On good $A_1$ subgroups, Springer maps, and overgroups of distinguished unipotent elements in reductive groups

TL;DR

This paper provides a unified proof of a theorem about the irreducibility of certain subgroups containing distinguished unipotent elements in algebraic groups, introduces new properties of good A_1 subgroups, and extends results to overgroups, finite groups of Lie type, and Lie algebras.

Contribution

It offers a simplified proof of Korhonen's theorem using good A_1 subgroups, introduces new properties of these subgroups, and generalizes the theorem to broader contexts including overgroups, finite groups, and Lie algebras.

Findings

New properties of good A_1 subgroups established

Extended Korhonen's theorem to overgroups of unipotent elements

Generalized results to cases with different element orders and Lie algebra analogues

Abstract

Suppose $G$ is a simple algebraic group defined over an algebraically closed field of good characteristic $p$. In 2018 Korhonen showed that if $H$ is a connected reductive subgroup of $G$ which contains a distinguished unipotent element $u$ of $G$ of order $p$, then $H$ is $G$-irreducible in the sense of Serre.
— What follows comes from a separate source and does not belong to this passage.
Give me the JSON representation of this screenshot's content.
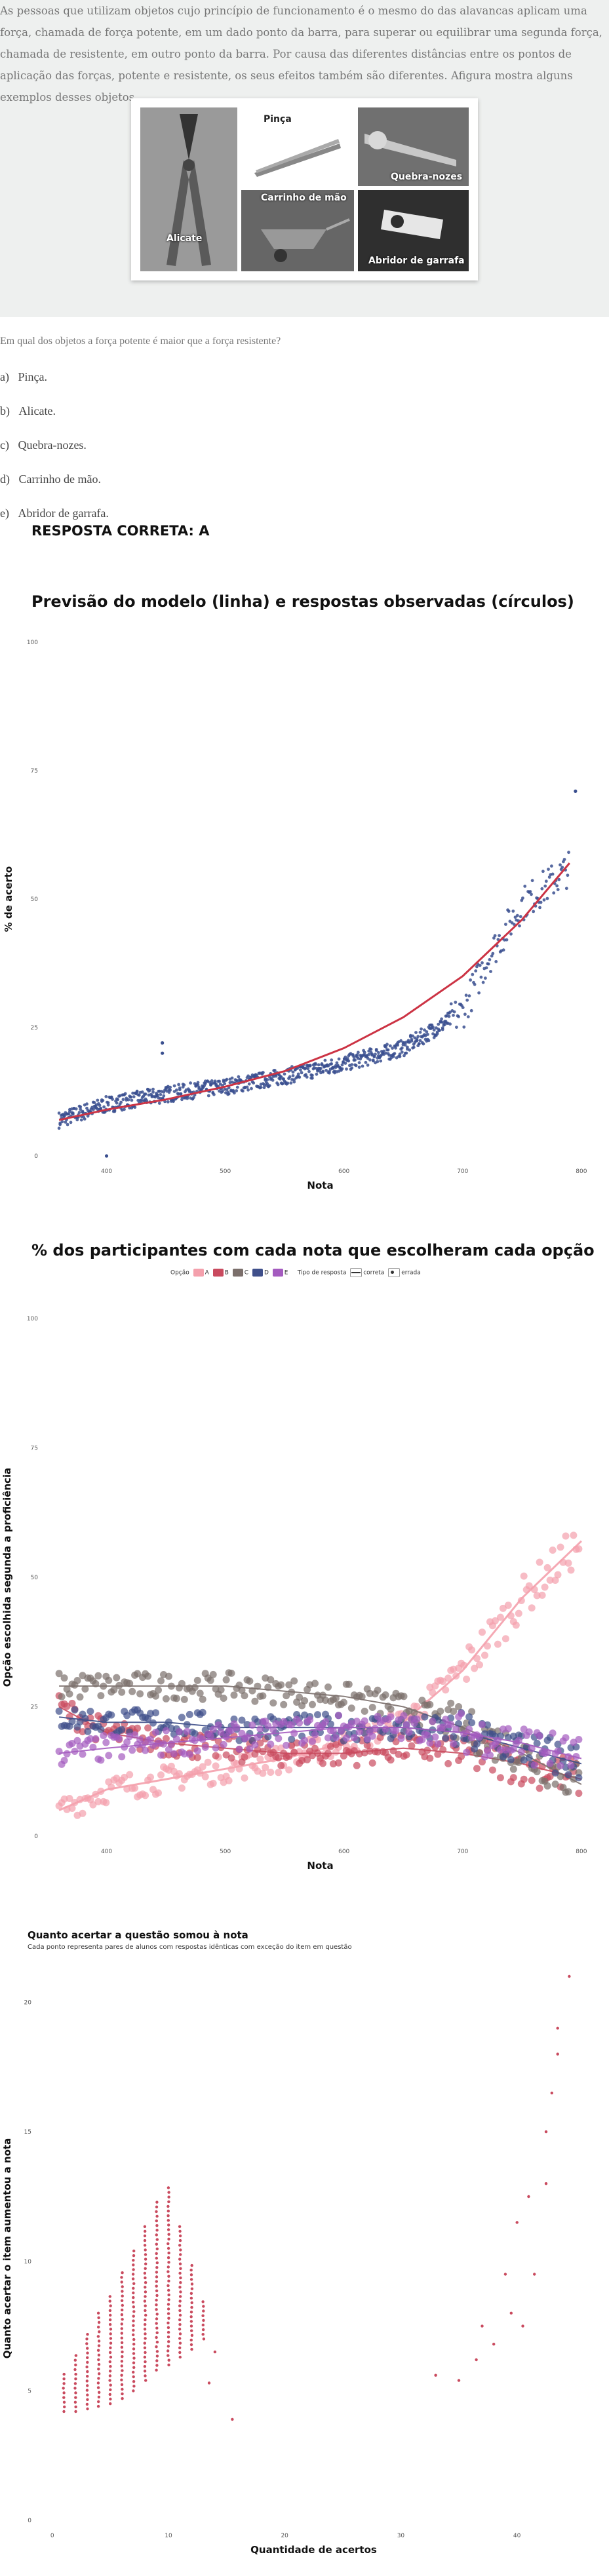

We present a short and uniform proof of this result under an extra hypothesis using so-called good $A_1$ subgroups of $G$, introduced by Seitz. In the process we prove some new results about good $A_1$ subgroups of $G$ and their properties. We also formulate a counterpart of Korhonen's theorem for overgroups of $u$ which are finite groups of Lie type. Moreover, we generalize both results above by removing the restriction on the order of $u$ under a mild condition on $p$ depending on the rank of $G$, and we present an analogue of Korhonen's theorem for Lie algebras.